In Tianjin, over Christmas, the UK Times reported a sit-in protest by nuns and priests of a Catholic community situated in the heart of the old city against the developers who wanted to demolish their religious compound. The peaceful demonstration by these "squatters" was allegedly interrupted by a group of hired thugs. This insidious tactic is becoming increasingly common in China, as the corrupted intimidate those who try to oppose abuses of power that range from crooked business activities to major environmental degradation.
As China's rapid growth continues, friction between different interest groups will intensify. While the future of the former Holy Trinity seems assured, the fate of innumerable less consequential structures remains uncertain.

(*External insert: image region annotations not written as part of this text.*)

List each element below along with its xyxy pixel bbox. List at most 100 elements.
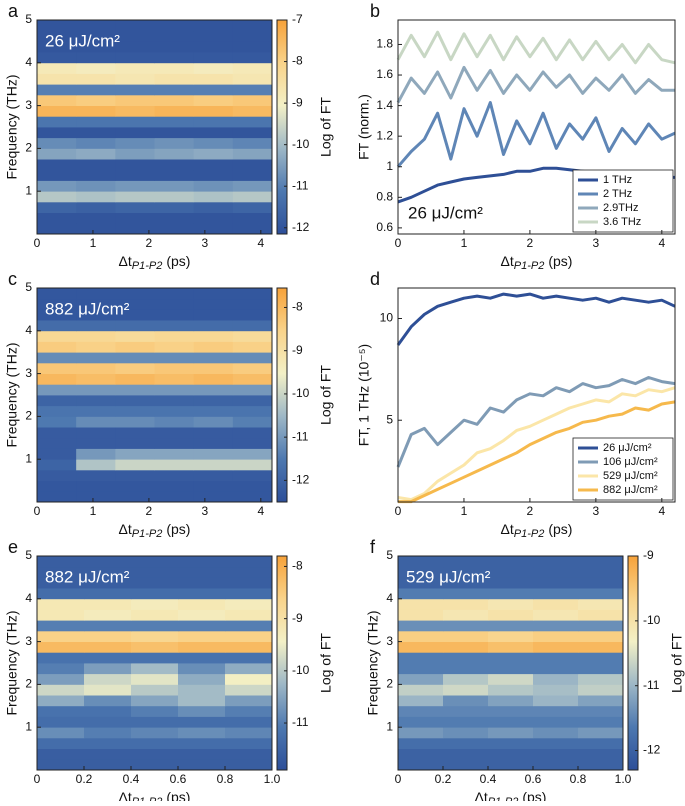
heat-cell [115,84,155,96]
x-tick-label: 3 [593,236,600,250]
heat-cell [225,598,273,610]
x-axis-label: ΔtP1-P2(ps) [475,789,547,801]
heat-cell [193,223,234,235]
panel-f: f 529 μJ/cm² -9 -10 -11 -12 Log of FT 0 0.2 0.4 0.… [365,537,685,806]
x-tick-label: 0.8 [570,772,587,786]
x-tick-label: 4 [658,504,665,518]
heat-cell [37,137,77,149]
heat-cell [37,609,85,621]
heat-cell [225,705,273,717]
heat-cell [37,73,77,85]
heat-cell [154,94,195,106]
heat-cell [178,609,226,621]
heat-cell [232,201,273,213]
heat-cell [232,169,273,181]
x-tick-label: 0.2 [435,772,452,786]
series-line [396,101,676,168]
x-label-subscript: P1-P2 [514,260,545,272]
heat-cell [178,598,226,610]
heat-cell [443,737,489,749]
heat-cell [398,609,444,621]
heat-cell [533,684,579,696]
heat-cell [37,62,77,74]
heat-cell [193,416,234,428]
heat-cell [533,716,579,728]
heat-cell [193,405,234,417]
x-label-symbol: Δt [501,253,514,269]
heat-cell [225,556,273,568]
heat-cell [193,362,234,374]
y-tick-label: 10 [380,311,394,325]
heat-cell [37,416,77,428]
heat-cell [154,62,195,74]
heat-cell [232,288,273,300]
heat-cell [37,459,77,471]
heat-cell [578,630,624,642]
x-label-unit: (ps) [548,521,572,537]
x-tick-label: 0 [395,236,402,250]
heat-cell [154,448,195,460]
heat-cell [76,127,116,139]
heat-cell [232,437,273,449]
heat-cell [154,341,195,353]
heat-cell [578,695,624,707]
heat-cell [154,416,195,428]
heat-cell [76,159,116,171]
y-tick-label: 0.8 [376,189,393,203]
heat-cell [76,191,116,203]
heat-cell [131,598,179,610]
heat-cell [115,148,155,160]
heat-cell [154,73,195,85]
heat-cell [76,330,116,342]
heat-cell [398,630,444,642]
x-tick-label: 2 [146,236,153,250]
heat-cell [398,663,444,675]
heat-cell [193,448,234,460]
heat-cell [131,705,179,717]
colorbar [276,287,288,503]
x-tick-label: 0.4 [480,772,497,786]
heat-cell [578,641,624,653]
y-tick-label: 3 [386,634,393,648]
heat-cell [225,609,273,621]
heat-cell [443,598,489,610]
x-label-symbol: Δt [119,253,132,269]
heat-cell [232,469,273,481]
heat-cell [76,180,116,192]
heat-cell [37,566,85,578]
heat-cell [398,641,444,653]
heat-cell [37,20,77,32]
heat-cell [488,577,534,589]
heat-cell [578,566,624,578]
heat-cell [154,384,195,396]
heat-cell [232,330,273,342]
heat-cell [154,405,195,417]
series-line [396,292,676,346]
heat-cell [154,298,195,310]
heat-cell [84,620,132,632]
heat-cell [533,727,579,739]
heat-cell [232,137,273,149]
x-tick-label: 0 [34,504,41,518]
heat-cell [37,705,85,717]
heat-cell [398,759,444,771]
heat-cell [533,566,579,578]
heat-cell [443,556,489,568]
x-axis-label: ΔtP1-P2(ps) [119,253,191,272]
heat-cell [154,105,195,117]
y-tick-label: 3 [25,366,32,380]
heat-cell [443,759,489,771]
heat-cell [398,577,444,589]
series-line [398,400,676,504]
heat-cell [193,437,234,449]
y-axis-label: FT, 1 THz (10⁻⁵) [356,344,372,446]
heat-cell [578,556,624,568]
legend-label: 2 THz [603,188,632,200]
heat-cell [37,180,77,192]
x-tick-label: 1 [461,236,468,250]
y-axis-label: Frequency (THz) [4,74,20,179]
heat-cell [76,459,116,471]
colorbar-tick-label: -10 [292,137,310,151]
heat-cell [37,577,85,589]
heat-cell [533,556,579,568]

Gaining access to or taking photographs of such sites often invites the worst excesses of officiousness by ageing gatekeepers or, worse still, arrest. In a country where even the ruling party has yet to reach a consensus on an interpretation of its tenure, it is hardly surprising that the physical manifestations of history are so sensitive. For the time being, it is expedient to let people see only what you want them to see, while history is reconstructed.